As one of the world's most recognized athletic trainers using whole-body EMS, Thomas Ott is giving recommendations for its proper use in strength training for professional athletes.
I’ve used EMS Training in professional sports since 2009. Through my work at the Müller-Wohlfahrt Orthopaedic Centre in Munich, I dealt with professional athletes from different sports every day. Over the years, EMS Training has become an important part of my training both in the area of rehabilitation after injury and strength and conditioning.
Often, the little things are the deciding factor in winning at world championships or at the Olympics. This is why many athletes like Usain Bolt take the opportunity to use EMS Training to bring them into top form. Individually dosed and adapted to the requirements of the respective sport, it can give a decisive level of advantage. From my long-term experience in strength and conditioning with professional athletes I can recommend EMS Training for increasing performance and giving the athlete the extra boost that could make a difference in their results.
As a trainer, it’s your job to make athletes better at their sport by improving their condition and cognitive skills. For that purpose, strength training is done with sports equipment and the accompanying exercises in order to make it even more beneficial for the athlete.
Similarly, EMS Training can be transferred to sport-specific move- ments and simultaneously have a positive influence on strength development.
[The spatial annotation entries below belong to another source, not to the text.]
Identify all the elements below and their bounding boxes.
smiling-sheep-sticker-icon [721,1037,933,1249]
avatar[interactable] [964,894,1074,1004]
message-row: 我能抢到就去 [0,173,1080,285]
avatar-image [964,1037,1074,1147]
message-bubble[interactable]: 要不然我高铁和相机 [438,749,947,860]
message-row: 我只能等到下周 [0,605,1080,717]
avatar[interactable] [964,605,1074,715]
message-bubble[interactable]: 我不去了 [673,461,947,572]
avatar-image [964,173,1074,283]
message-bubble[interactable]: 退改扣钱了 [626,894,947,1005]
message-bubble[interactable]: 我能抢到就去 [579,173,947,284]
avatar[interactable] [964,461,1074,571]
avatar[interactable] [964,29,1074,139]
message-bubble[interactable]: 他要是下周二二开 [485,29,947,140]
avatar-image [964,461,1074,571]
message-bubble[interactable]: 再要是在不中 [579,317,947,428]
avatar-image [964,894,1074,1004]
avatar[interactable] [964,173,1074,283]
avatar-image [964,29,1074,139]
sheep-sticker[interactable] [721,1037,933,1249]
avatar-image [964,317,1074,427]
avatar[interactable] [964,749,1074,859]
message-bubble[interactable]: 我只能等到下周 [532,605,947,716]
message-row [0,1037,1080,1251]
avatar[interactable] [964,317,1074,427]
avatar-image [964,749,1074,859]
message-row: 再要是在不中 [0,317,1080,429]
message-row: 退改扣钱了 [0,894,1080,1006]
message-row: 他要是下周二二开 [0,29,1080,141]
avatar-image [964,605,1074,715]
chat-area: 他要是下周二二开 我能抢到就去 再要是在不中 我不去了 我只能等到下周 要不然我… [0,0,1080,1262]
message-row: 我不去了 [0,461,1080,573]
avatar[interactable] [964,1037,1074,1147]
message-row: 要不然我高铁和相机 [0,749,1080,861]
Using EMS during sport-specific movements can increase intra- and inter-muscular coordination, and therefore enhance performance. At this level, this can give a definitive advantage for the athlete. EMS can be easily integrated into the weekly training routine at any stage of preparation for competitions.
Maximum and explosive strength can both be increased through higher muscle activity and improved movement speed. This is done by activating the fast-twitch fibres first, developing movement speed and explosiveness. In principle, it can work with the same programmes as those used for conventional strengthening.
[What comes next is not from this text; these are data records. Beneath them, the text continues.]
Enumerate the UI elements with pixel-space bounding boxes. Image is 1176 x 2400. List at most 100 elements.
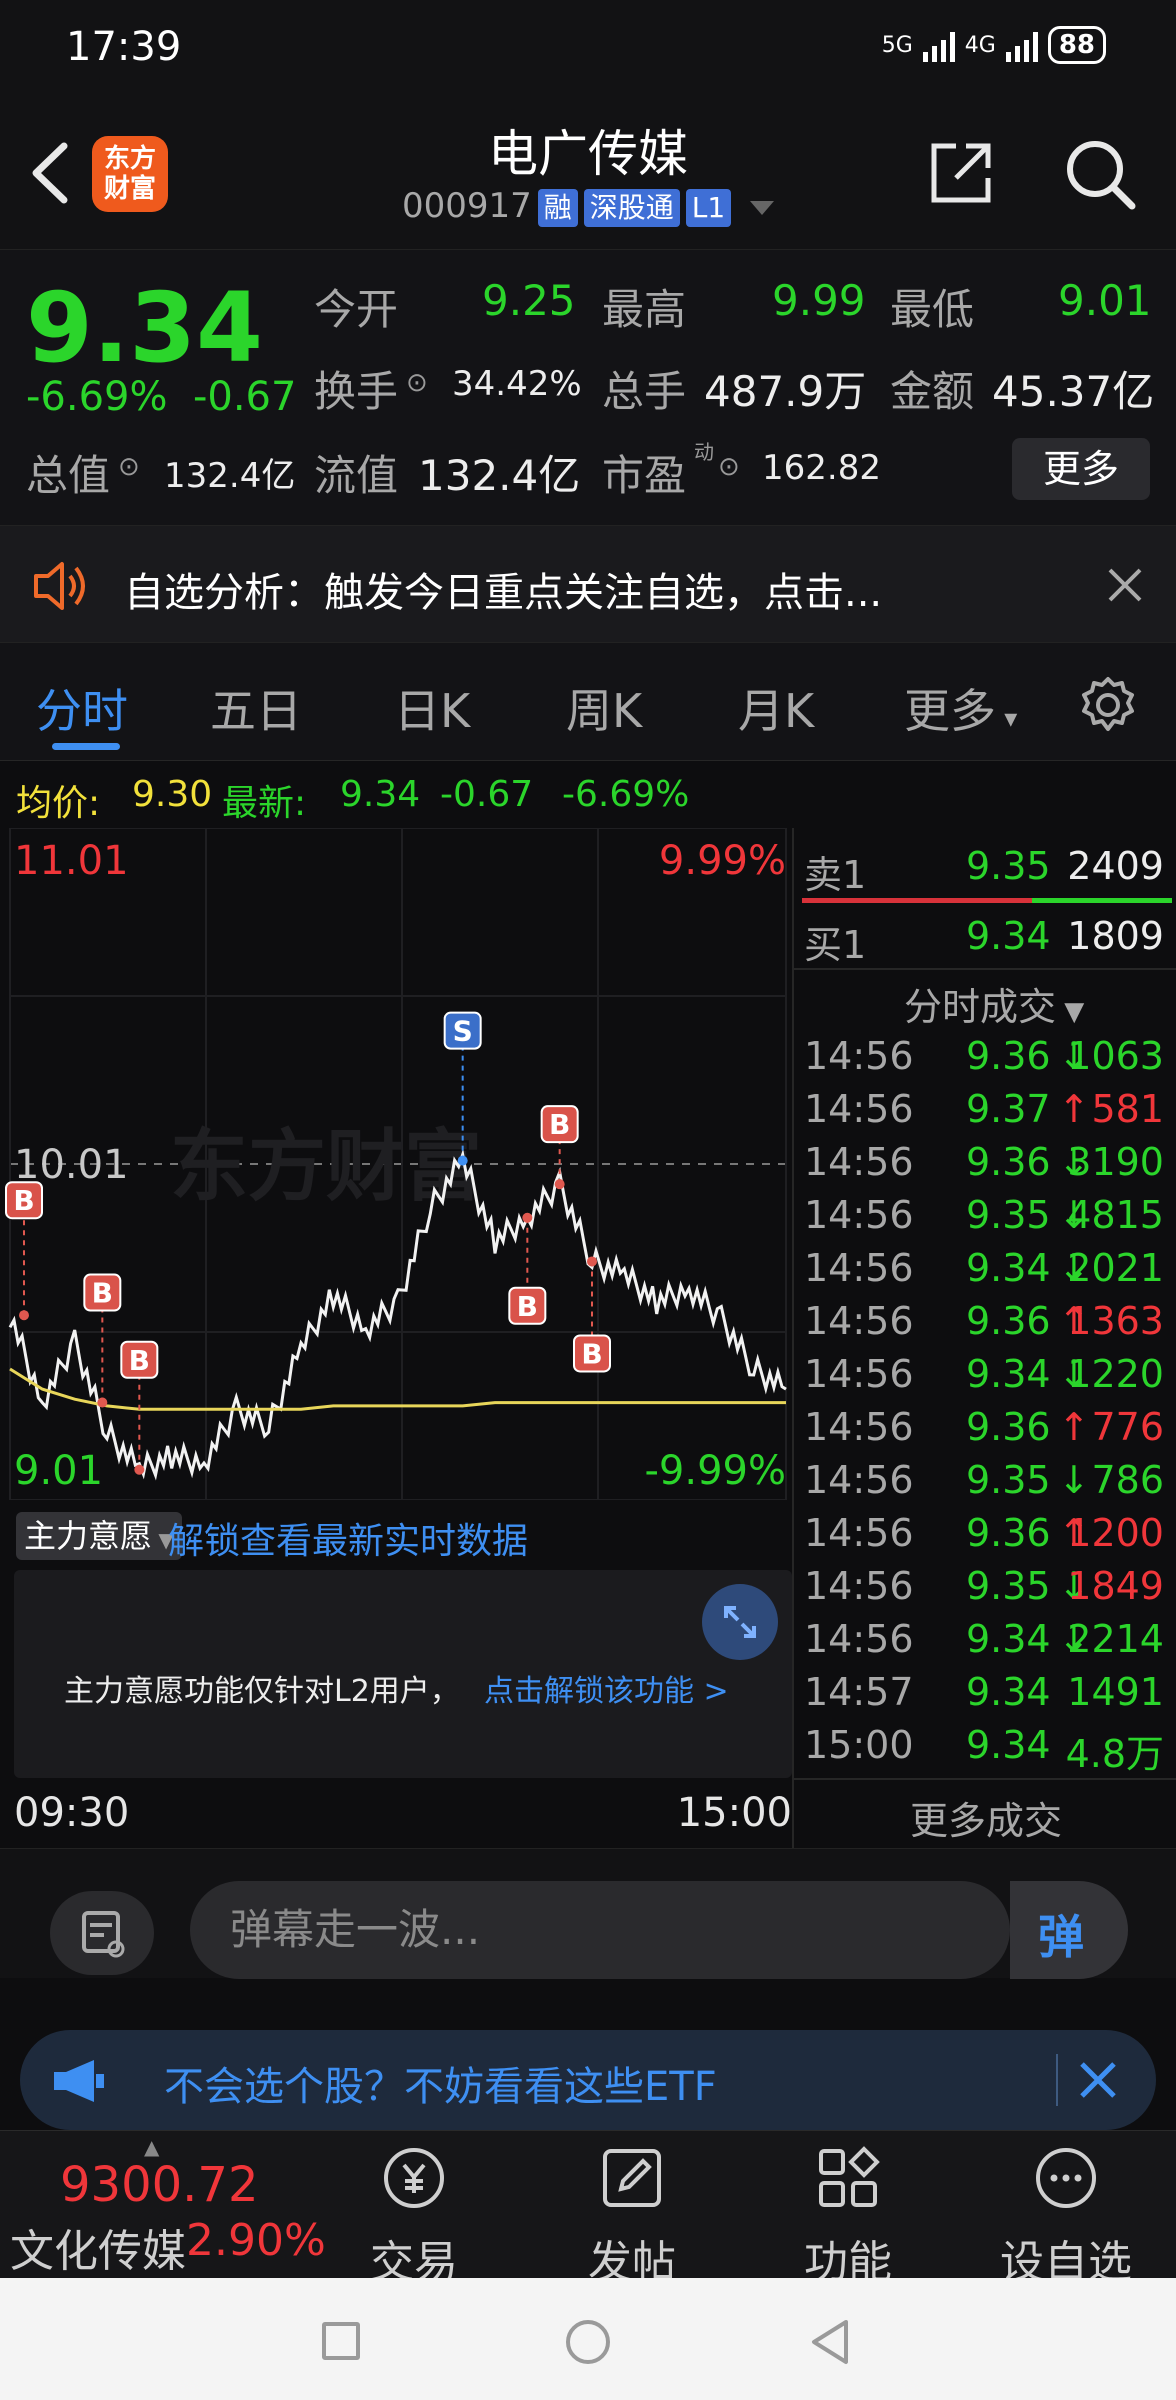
trade-volume: 4.8万 bbox=[1065, 1732, 1164, 1776]
trade-time: 14:56 bbox=[804, 1564, 914, 1608]
unlock-realtime-link[interactable]: 解锁查看最新实时数据 bbox=[168, 1512, 528, 1564]
main-force-tag-label: 主力意愿 bbox=[24, 1517, 153, 1555]
trade-price: 9.37 bbox=[966, 1087, 1051, 1131]
info-icon[interactable]: ⊙ bbox=[406, 368, 428, 398]
tab-weekly-k[interactable]: 周K bbox=[566, 675, 642, 741]
trade-volume: 581 bbox=[1091, 1087, 1164, 1131]
tab-more[interactable]: 更多 ▾ bbox=[904, 675, 1017, 741]
amount-label: 金额 bbox=[890, 367, 975, 416]
expand-icon[interactable] bbox=[702, 1584, 778, 1660]
index-name: 文化传媒 bbox=[10, 2226, 186, 2277]
info-icon[interactable]: ⊙ bbox=[118, 452, 140, 482]
margin-tag: 融 bbox=[537, 189, 578, 227]
quote-panel: 9.34 -6.69% -0.67 今开 9.25 最高 9.99 最低 9.0… bbox=[0, 250, 1176, 525]
recent-apps-icon[interactable] bbox=[322, 2322, 360, 2360]
marker-dot bbox=[522, 1212, 533, 1223]
axis-bottom-pct: -9.99% bbox=[644, 1448, 786, 1494]
home-icon[interactable] bbox=[566, 2320, 610, 2364]
sell-1-volume: 2409 bbox=[1067, 844, 1164, 888]
danmu-send-button[interactable]: 弹 bbox=[1010, 1881, 1128, 1979]
buy-1-row: 买1 9.34 1809 bbox=[804, 914, 1168, 969]
chart-watermark: 东方财富 bbox=[170, 1122, 482, 1212]
more-trades-button[interactable]: 更多成交 bbox=[794, 1790, 1176, 1845]
tab-five-day[interactable]: 五日 bbox=[210, 675, 302, 741]
marker-label: B bbox=[581, 1337, 602, 1370]
status-time: 17:39 bbox=[66, 24, 182, 70]
danmu-input[interactable]: 弹幕走一波... bbox=[190, 1881, 1010, 1979]
buy-1-label: 买1 bbox=[804, 923, 867, 967]
marker-dot bbox=[554, 1179, 565, 1190]
low-label: 最低 bbox=[890, 285, 975, 334]
axis-mid-price: 10.01 bbox=[14, 1142, 129, 1188]
trade-row: 14:57 9.34 1491 bbox=[804, 1670, 1168, 1723]
close-icon[interactable] bbox=[1106, 566, 1144, 604]
trade-time: 14:57 bbox=[804, 1670, 914, 1714]
trade-row: 14:56 9.35 ↓ 786 bbox=[804, 1458, 1168, 1511]
share-icon[interactable] bbox=[926, 138, 996, 208]
tab-intraday[interactable]: 分时 bbox=[36, 675, 128, 741]
trade-volume: 776 bbox=[1091, 1405, 1164, 1449]
trade-time: 15:00 bbox=[804, 1723, 914, 1767]
trade-price: 9.36 bbox=[966, 1140, 1051, 1184]
intraday-chart[interactable]: 东方财富 B B B S B B B 11.01 9.99% 10.01 9.01 -9.9… bbox=[0, 828, 792, 1500]
index-pct: 2.90% bbox=[186, 2215, 326, 2266]
latest-change: -0.67 bbox=[440, 774, 534, 815]
pe-dynamic-sup: 动 bbox=[694, 440, 714, 464]
latest-value: 9.34 bbox=[340, 774, 421, 815]
back-icon[interactable] bbox=[808, 2318, 852, 2366]
divider bbox=[794, 1778, 1176, 1780]
trade-time: 14:56 bbox=[804, 1511, 914, 1555]
trade-price: 9.36 bbox=[966, 1299, 1051, 1343]
trade-time: 14:56 bbox=[804, 1405, 914, 1449]
status-bar: 17:39 5G 4G 88 bbox=[0, 0, 1176, 100]
trade-time: 14:56 bbox=[804, 1087, 914, 1131]
marker-dot bbox=[134, 1464, 145, 1475]
trade-price: 9.34 bbox=[966, 1246, 1051, 1290]
trade-price: 9.36 bbox=[966, 1511, 1051, 1555]
trade-yen-icon bbox=[384, 2148, 444, 2208]
trade-price: 9.34 bbox=[966, 1723, 1051, 1767]
axis-top-pct: 9.99% bbox=[658, 838, 786, 884]
stock-name: 电广传媒 bbox=[488, 125, 688, 183]
trade-volume: 1063 bbox=[1067, 1034, 1164, 1078]
edit-icon bbox=[603, 2149, 661, 2207]
info-icon[interactable]: ⊙ bbox=[718, 452, 740, 482]
marker-label: B bbox=[549, 1108, 570, 1141]
more-quote-button[interactable]: 更多 bbox=[1012, 438, 1150, 500]
settings-gear-icon[interactable] bbox=[1076, 673, 1140, 737]
volume-label: 总手 bbox=[602, 367, 687, 416]
etf-banner[interactable]: 不会选个股？不妨看看这些ETF bbox=[20, 2030, 1156, 2130]
trade-row: 14:56 9.35 ↓ 4815 bbox=[804, 1193, 1168, 1246]
order-book: 卖1 9.35 2409 买1 9.34 1809 分时成交 ▼ 14:56 9.… bbox=[792, 828, 1176, 1848]
unlock-feature-link[interactable]: 点击解锁该功能 > bbox=[484, 1666, 729, 1710]
main-force-tag[interactable]: 主力意愿 ▼ bbox=[16, 1512, 182, 1560]
avg-price-bar: 均价: 9.30 最新: 9.34 -0.67 -6.69% bbox=[0, 762, 1176, 828]
notice-bar[interactable]: 自选分析：触发今日重点关注自选，点击... bbox=[0, 525, 1176, 643]
stock-code-row[interactable]: 000917 融深股通 L1 bbox=[0, 186, 1176, 227]
tab-more-label: 更多 bbox=[904, 684, 996, 738]
trades-header[interactable]: 分时成交 ▼ bbox=[904, 976, 1084, 1031]
battery-icon: 88 bbox=[1047, 26, 1106, 64]
trade-price: 9.34 bbox=[966, 1670, 1051, 1714]
index-widget[interactable]: ▲ 9300.72 文化传媒 2.90% bbox=[0, 2131, 326, 2279]
close-icon[interactable] bbox=[1076, 2058, 1120, 2102]
comment-list-icon[interactable] bbox=[50, 1891, 154, 1975]
change-value: -0.67 bbox=[192, 374, 297, 420]
tab-daily-k[interactable]: 日K bbox=[394, 675, 470, 741]
marker-label: B bbox=[129, 1344, 150, 1377]
nav-trade[interactable]: 交易 bbox=[314, 2131, 514, 2290]
trade-direction: ↓ bbox=[1058, 1458, 1090, 1502]
active-tab-indicator bbox=[52, 743, 120, 750]
divider bbox=[1056, 2054, 1058, 2106]
nav-functions[interactable]: 功能 bbox=[748, 2131, 948, 2290]
nav-post[interactable]: 发帖 bbox=[532, 2131, 732, 2290]
float-label: 流值 bbox=[314, 451, 399, 500]
open-value: 9.25 bbox=[482, 276, 576, 325]
search-icon[interactable] bbox=[1062, 136, 1138, 212]
nav-add-watchlist[interactable]: 设自选 bbox=[966, 2131, 1166, 2290]
tab-monthly-k[interactable]: 月K bbox=[738, 675, 814, 741]
open-label: 今开 bbox=[314, 285, 399, 334]
sell-1-price: 9.35 bbox=[966, 844, 1051, 888]
trade-price: 9.36 bbox=[966, 1405, 1051, 1449]
signal-icon bbox=[1005, 28, 1038, 62]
It’s important to ensure that the settings and intensity can be adapted to the training goals – if the goal is to move fluidly and without disruption, then you should choose a longer pulse rise or even continuous current.
Recovery plays an important role in every athlete’s life and reducing recovery times by increasing blood flow after an intense training, combined with other measures, can have a huge impact on performance. Using recovery and metabolism programmes with EMS can shorten recovery times even more. But if an athlete is going to do EMS Training, his or her entire weekly training programme must be taken into consideration.
The more training units that the athlete undertakes, the more relevant the selected parameters of the EMS Training are, in particular the chosen training time in relation to other (technical and competitive) training units in order to ensure sufficient regeneration time.
The implementation of EMS Training offers athletics coaches a great opportunity to improve the athlete’s condition whilst taking into account functional aspects. In this case, the focus should not be technical training.
This is the technical trainer’s job and as far as possible should be carried out under real-life conditions for the particular sport.